The fight choreography is consistently inventive, making ingenious use of the jungle environment (in one memorable instance, Hung transforms leaves into deadly projectiles) and Yuen and Hung (the latter looking noticeably thinner than usual) are at the peak of their form. The Vietnamese adversaries are played by a virtual "Who's Who" of genre regulars from this period, including Billy Chow Bei-lee, Phillip Ko Fei, Yasuaki Kurota, and Dick Wei. Location work in The Philippines and Canada, and Arthur Wong Ngok-tai's first-class scope photography also lend the production an epic feel that transcends the vast majority of HK action films from this period.

Cover art courtesy Fox.

Sammo Hung (left) and Yuen Biao. Image courtesy Fox.
20th Century Fox (No Cat. #) (U.S. release)

Cantonese and English (Dolby Digital 5.1, DTS) Language Tracks (both post-synced)

Optional English Captions

20 Chapters Illustrated in the Menu With Clips

Enhanced for 16:9 Displays

Letterboxed (2.35:1)

Coded for Region 1 Only

Macrovision Encoded

NTSC Format

98 Minutes

Contains brutal violence, coarse language, and cruelty to animals

DVD menu courtesy Fox.

Canada (video): R
Great Britain: 18 [Passed with cuts totalling 23 seconds]
Hong Kong: II
Nova Scotia: 18
Ontario: R (Brutal Violence)
Singapore: PG [Passed With Cuts]
United States: R (for violence and some language)

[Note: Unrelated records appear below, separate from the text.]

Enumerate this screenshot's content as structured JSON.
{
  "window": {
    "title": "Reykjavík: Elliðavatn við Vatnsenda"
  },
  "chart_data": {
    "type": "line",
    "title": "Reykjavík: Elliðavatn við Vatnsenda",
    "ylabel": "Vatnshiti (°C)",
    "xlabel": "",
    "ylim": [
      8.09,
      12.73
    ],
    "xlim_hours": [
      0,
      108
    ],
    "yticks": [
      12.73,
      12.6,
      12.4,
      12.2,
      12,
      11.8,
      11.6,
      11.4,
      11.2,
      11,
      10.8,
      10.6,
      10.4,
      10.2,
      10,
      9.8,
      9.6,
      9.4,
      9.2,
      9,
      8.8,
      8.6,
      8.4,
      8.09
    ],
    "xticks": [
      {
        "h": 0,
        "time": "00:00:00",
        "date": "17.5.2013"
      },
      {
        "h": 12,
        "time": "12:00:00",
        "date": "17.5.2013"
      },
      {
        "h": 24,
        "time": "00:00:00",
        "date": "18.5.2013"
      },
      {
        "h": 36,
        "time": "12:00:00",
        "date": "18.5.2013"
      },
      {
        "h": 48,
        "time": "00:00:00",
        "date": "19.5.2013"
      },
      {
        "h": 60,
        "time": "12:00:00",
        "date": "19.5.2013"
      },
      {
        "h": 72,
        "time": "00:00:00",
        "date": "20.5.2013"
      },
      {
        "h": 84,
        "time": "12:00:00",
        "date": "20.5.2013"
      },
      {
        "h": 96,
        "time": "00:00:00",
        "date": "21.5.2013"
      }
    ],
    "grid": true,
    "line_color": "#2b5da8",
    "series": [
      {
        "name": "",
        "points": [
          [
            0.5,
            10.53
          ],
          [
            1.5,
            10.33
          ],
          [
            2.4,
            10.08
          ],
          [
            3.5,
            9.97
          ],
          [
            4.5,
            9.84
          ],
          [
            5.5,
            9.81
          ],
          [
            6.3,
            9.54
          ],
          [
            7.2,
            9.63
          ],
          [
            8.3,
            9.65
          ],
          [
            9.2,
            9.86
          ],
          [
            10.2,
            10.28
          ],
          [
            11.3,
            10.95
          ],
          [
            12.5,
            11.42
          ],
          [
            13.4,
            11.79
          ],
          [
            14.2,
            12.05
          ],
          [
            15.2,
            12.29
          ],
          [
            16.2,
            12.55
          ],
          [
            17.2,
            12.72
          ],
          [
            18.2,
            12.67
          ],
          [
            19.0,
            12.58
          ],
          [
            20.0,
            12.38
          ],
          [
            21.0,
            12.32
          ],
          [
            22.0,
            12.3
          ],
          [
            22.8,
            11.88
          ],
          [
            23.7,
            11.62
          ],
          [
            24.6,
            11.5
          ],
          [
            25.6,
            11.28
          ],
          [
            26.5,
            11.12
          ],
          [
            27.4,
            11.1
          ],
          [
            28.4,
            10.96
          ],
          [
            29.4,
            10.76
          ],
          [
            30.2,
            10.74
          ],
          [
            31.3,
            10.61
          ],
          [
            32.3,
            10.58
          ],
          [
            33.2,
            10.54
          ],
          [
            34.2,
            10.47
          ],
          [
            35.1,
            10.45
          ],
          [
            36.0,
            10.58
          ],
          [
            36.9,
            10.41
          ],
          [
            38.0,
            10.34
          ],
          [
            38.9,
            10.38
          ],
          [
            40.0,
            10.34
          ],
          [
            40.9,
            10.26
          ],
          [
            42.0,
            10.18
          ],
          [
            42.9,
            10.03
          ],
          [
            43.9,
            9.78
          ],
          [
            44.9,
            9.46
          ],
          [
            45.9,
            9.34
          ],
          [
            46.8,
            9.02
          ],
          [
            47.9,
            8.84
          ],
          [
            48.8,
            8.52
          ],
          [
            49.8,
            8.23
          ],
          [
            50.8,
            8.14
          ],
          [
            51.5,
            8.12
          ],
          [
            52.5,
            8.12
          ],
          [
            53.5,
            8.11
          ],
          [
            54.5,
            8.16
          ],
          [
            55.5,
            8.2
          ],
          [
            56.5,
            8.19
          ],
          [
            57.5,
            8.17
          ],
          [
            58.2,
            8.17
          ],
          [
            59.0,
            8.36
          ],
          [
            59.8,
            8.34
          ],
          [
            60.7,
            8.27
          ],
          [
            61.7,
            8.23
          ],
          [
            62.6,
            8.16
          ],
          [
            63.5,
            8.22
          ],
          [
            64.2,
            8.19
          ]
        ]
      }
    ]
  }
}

The excellent anamorphic transfer is clean and sharp, with nicely balanced colors, but the re-mixed audio is a mess. Most of the film sounds exceedingly flat and the new foley FX (explosions, bullet ricochets, etc) are too crisp and prominent. The all-region HK DVD from Universe is 4:3 letterbox and does not look quite as good but the re-mix on that disc sticks with the original audio elements. This version also has more faithful subtitles, as the 20th Century Fox DVD utilizes dubtitles. On top of this, they are actually captions, as descriptions of offscreen sound FX are included (fortunately, there are very few occurrences of this). The film was shortened slightly prior to the English dubbing but the original 98 minute HK edition is included on the disc. A new dubtrack has been created and it is even worse than the previous one (the portions of the film originally in English have been left with the previous dubbing actors' performances intact). This re-vamp also changes the characters' names, making all of the soldiers of solely Chinese descent. An English language crawl that sets up the story, and appeared on some previous English video releases, has not been included. However, everything mentioned is covered in the film itself, so its exclusion is unimportant. Supplementary materials are limited to the HK theatrical trailer and video promo spots for the various HK films Fox offers. Even with its shortcomings, the American disc is still a very respectable presentation and, at under $10, a bargain that most fans of the picture will find hard to pass up.